Were ther wearing body armor etc?
 
Interesting you bring this up. When I went through the 25B AIT, they used us as mass casualties for the 68W class' final exercise. At 215 pounds I wasn't the heaviest guy in our class. The 68W class (mostly female) tried to do a two person carry of me and couldn't even drag me (in uniform, not combat equipped). One of the two or three guys in their class had to come over and help.
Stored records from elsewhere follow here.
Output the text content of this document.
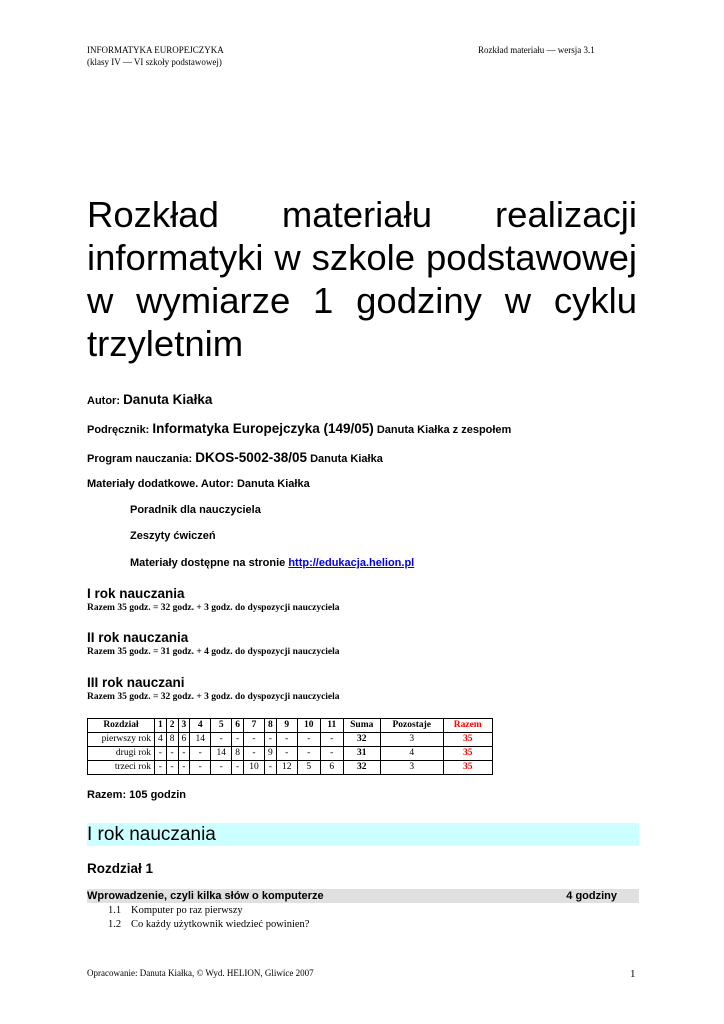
INFORMATYKA EUROPEJCZYKA
(klasy IV — VI szkoły podstawowej)
Rozkład materiału — wersja 3.1
Rozkład materiału realizacji informatyki w szkole podstawowej w wymiarze 1 godziny w cyklu trzyletnim
Autor: Danuta Kiałka
Podręcznik: Informatyka Europejczyka (149/05) Danuta Kiałka z zespołem
Program nauczania: DKOS-5002-38/05 Danuta Kiałka
Materiały dodatkowe. Autor: Danuta Kiałka
Poradnik dla nauczyciela
Zeszyty ćwiczeń
Materiały dostępne na stronie http://edukacja.helion.pl
I rok nauczania
Razem 35 godz. = 32 godz. + 3 godz. do dyspozycji nauczyciela
II rok nauczania
Razem 35 godz. = 31 godz. + 4 godz. do dyspozycji nauczyciela
III rok nauczani
Razem 35 godz. = 32 godz. + 3 godz. do dyspozycji nauczyciela
Rozdział	1	2	3	4	5	6	7	8	9	10	11	Suma	Pozostaje	Razem
pierwszy rok	4	8	6	14	-	-	-	-	-	-	-	32	3	35
drugi rok	-	-	-	-	14	8	-	9	-	-	-	31	4	35
trzeci rok	-	-	-	-	-	-	10	-	12	5	6	32	3	35
Razem: 105 godzin
I rok nauczania
Rozdział 1
Wprowadzenie, czyli kilka słów o komputerze	4 godziny
1.1 Komputer po raz pierwszy
1.2 Co każdy użytkownik wiedzieć powinien?
Opracowanie: Danuta Kiałka, © Wyd. HELION, Gliwice 2007	1
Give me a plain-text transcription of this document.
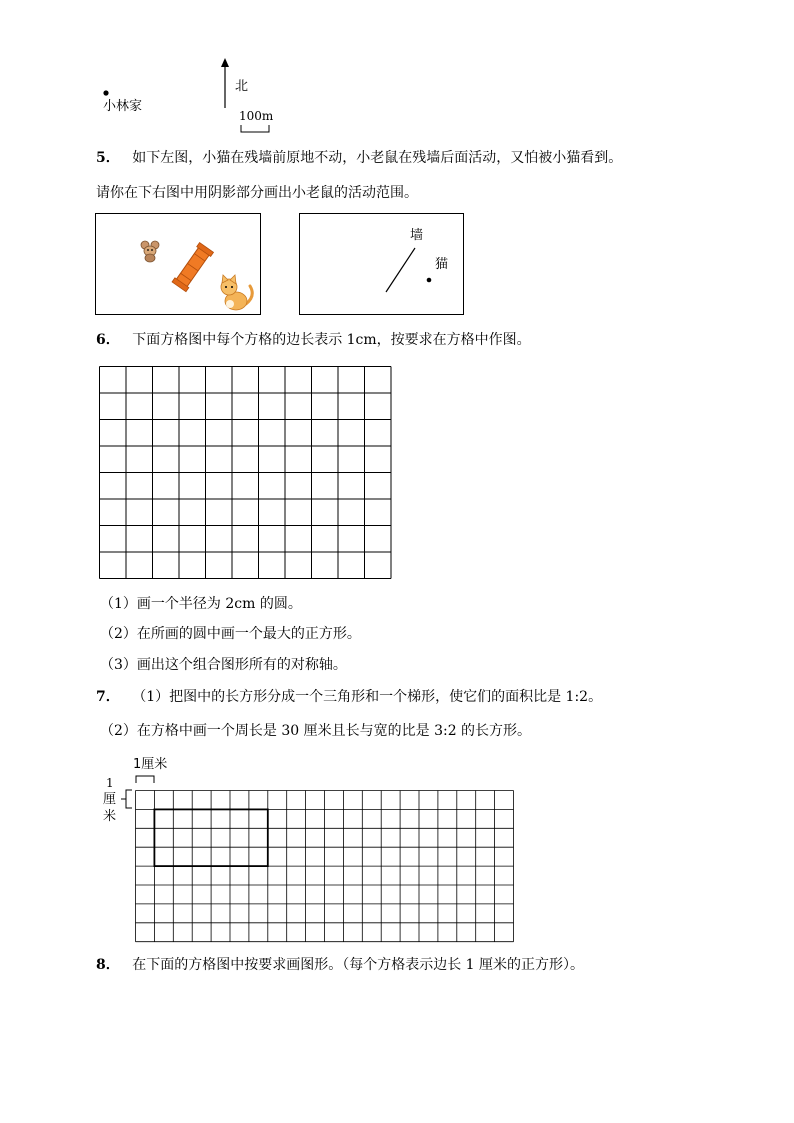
小林家
北
100m
5． 如下左图，小猫在残墙前原地不动，小老鼠在残墙后面活动，又怕被小猫看到。
请你在下右图中用阴影部分画出小老鼠的活动范围。
墙
猫
6． 下面方格图中每个方格的边长表示 1cm，按要求在方格中作图。
（1）画一个半径为 2cm 的圆。
（2）在所画的圆中画一个最大的正方形。
（3）画出这个组合图形所有的对称轴。
7． （1）把图中的长方形分成一个三角形和一个梯形，使它们的面积比是 1:2。
（2）在方格中画一个周长是 30 厘米且长与宽的比是 3:2 的长方形。
1厘米
1
厘
米
8． 在下面的方格图中按要求画图形。（每个方格表示边长 1 厘米的正方形）。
He just threw me up in a fireman's carry to move me where they needed me. It was about 30' from where I was to the casualty collection point across a bay floor (smooth concrete). My point is... If there wasn't a pairing of two females from that class (they ALL tried) that could drag me 30' across a slick floor, what happens in combat if I'm wounded?
Adrenaline.Women are essentially caretakers.In my mind a female would come get you in a heartbeat in combat. On the other side men are about protecting-that could also lead to issues. 43 Pages later-no solutions-only opinions-which are great.
I do not accept lowering standards-in fact -I would have questioned if females would get more of a rough ride than their brothers.Apparently not.
 
Adrenaline.Women are essentially caretakers.In my mind a female would come get you in a heartbeat in combat.

No one's questioning their heart or desire. If you're banking on adrenaline to carry the day and overcome existing physical limitations, you've done a poor job of selecting and training your personnel. Sex, age, size...it doesn't matter.